Local Fabric Retailer Shutters Nine Locations
After 45 years of business, Eden Prairie-based fabric supplier Mill End Textiles is closing.
The company, which offers fabrics, quilting and apparel books and patterns, and various sewing aids, is discontinuing operations, which includes Minnesota locations in Burnsville, Crystal, Eden Prairie, St. Paul, Rochester, and St. Cloud. It is also closing its stores in Fargo, North Dakota; Sioux Falls, South Dakota; and Eau Claire, Wisconsin.
According to a notice posted on the company’s website, the fabric supplier is hosting a final sale, which began Sunday, to sell its remaining merchandise.
Mill End Textile representatives could not immediately be reached on Monday to comment on the store closings.
All Mill End Textile locations are expected to close by February, or when all merchandise has been sold, according to media reports.
The shuttering of Mill End Textile’s business comes as smaller fabric retailers are facing increased competition. According to a “Sewing, Needlework, and Piece Goods Stores” report conducted by industry analyst The Gale Group, Inc., the retail fabric industry consists of two business types: fabric “super stores” and smaller “boutique” shops. Smaller fabric stores tend to carry products related to only one or two segments of the industry while the “super stores” boast large inventories and products in more than one category. Small fabric “boutique” stores also face competition from discount retailers, such as Wal-Mart.
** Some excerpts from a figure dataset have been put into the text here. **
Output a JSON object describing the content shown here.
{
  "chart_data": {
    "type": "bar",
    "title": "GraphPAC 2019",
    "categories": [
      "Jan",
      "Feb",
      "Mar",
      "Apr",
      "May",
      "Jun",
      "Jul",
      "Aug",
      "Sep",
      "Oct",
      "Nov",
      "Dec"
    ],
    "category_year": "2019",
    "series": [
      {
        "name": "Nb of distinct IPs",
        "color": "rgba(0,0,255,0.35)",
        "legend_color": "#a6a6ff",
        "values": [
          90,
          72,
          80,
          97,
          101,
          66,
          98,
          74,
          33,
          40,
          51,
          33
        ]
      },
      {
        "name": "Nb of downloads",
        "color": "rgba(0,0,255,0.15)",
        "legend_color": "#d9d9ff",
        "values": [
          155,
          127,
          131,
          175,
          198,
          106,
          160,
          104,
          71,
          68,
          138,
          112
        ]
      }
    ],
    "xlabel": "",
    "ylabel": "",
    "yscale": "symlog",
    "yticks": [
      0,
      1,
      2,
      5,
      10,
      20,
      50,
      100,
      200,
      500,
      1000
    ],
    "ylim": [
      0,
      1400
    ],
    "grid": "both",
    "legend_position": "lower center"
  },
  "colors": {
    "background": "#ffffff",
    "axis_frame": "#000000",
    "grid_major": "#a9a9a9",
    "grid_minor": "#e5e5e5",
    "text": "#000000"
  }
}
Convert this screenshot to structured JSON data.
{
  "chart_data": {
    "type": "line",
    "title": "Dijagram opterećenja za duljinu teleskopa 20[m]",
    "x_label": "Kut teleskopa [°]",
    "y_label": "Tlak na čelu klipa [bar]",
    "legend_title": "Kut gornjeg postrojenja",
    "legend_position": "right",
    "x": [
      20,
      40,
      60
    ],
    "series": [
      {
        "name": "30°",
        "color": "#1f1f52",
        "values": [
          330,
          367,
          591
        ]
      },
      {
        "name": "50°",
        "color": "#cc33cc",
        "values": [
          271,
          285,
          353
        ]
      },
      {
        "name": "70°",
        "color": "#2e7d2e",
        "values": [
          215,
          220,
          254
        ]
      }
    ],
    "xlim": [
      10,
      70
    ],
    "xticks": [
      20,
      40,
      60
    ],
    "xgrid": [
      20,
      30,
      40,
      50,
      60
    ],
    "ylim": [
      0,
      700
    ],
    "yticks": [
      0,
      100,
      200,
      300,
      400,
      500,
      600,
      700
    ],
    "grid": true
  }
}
While fabric “super stores” have the advantage of a larger client base and inventory over “boutique” fabric retailers, fabric retail chains also face competition from each other. In 2011, Leonard Green & Partners, L.P., a Los Angeles-based private equity firm, purchased Jo-Ann Stores, Inc.—one of the retail fabric industry’s largest companies. The New York Times reported that the Hudson, Ohio-based company, which was acquired for $1.6 billion, was a prominent buyout target in the retail industry. The now-private Jo-Ann Stores reported $2.2 billion in revenue as of November 2012, according to Forbes.
While Jo-Ann Stores’ experienced steadily growing success, even during the recession, another leading fabric retailer—Hancock Fabrics, Inc.—underwent significant changes. According to the “Sewing, Needlework, and Piece Goods Stores” report, the Baldwyn, Mississippi-based fabrics, sewing, and textiles accessory retailer filed for Chapter 11 bankruptcy protection in 2007, closed approximately 200 stores, and was temporarily delisted from the New York Stock Exchange. It emerged from bankruptcy the following year but still faced significant debt and declining sales.
Although Hancock Fabrics’ sales have fluctuated annually since it emerged from bankruptcy, the company most recently reported sales of $278 million in 2012—a 2.2 percent increase from the previous year. Currently, its common stock is running at $0.99 per share.
The Gale Group, Inc.’s report suggests that the declining growth in the retail fabric industry dates as far back as the late 1960s, when the home-sewing market first began to decline due to increases in affordable, off-the-rack clothing, and in the number of working women. The retail fabric industry then began catering to a niche market for hobbyist sewers, and thus saw a significant decrease in its consumer market. The retail fabric industry’s move to the “arts, crafts, and home decorating” sector has extended into recent years, where it continues to face competition, according to the report.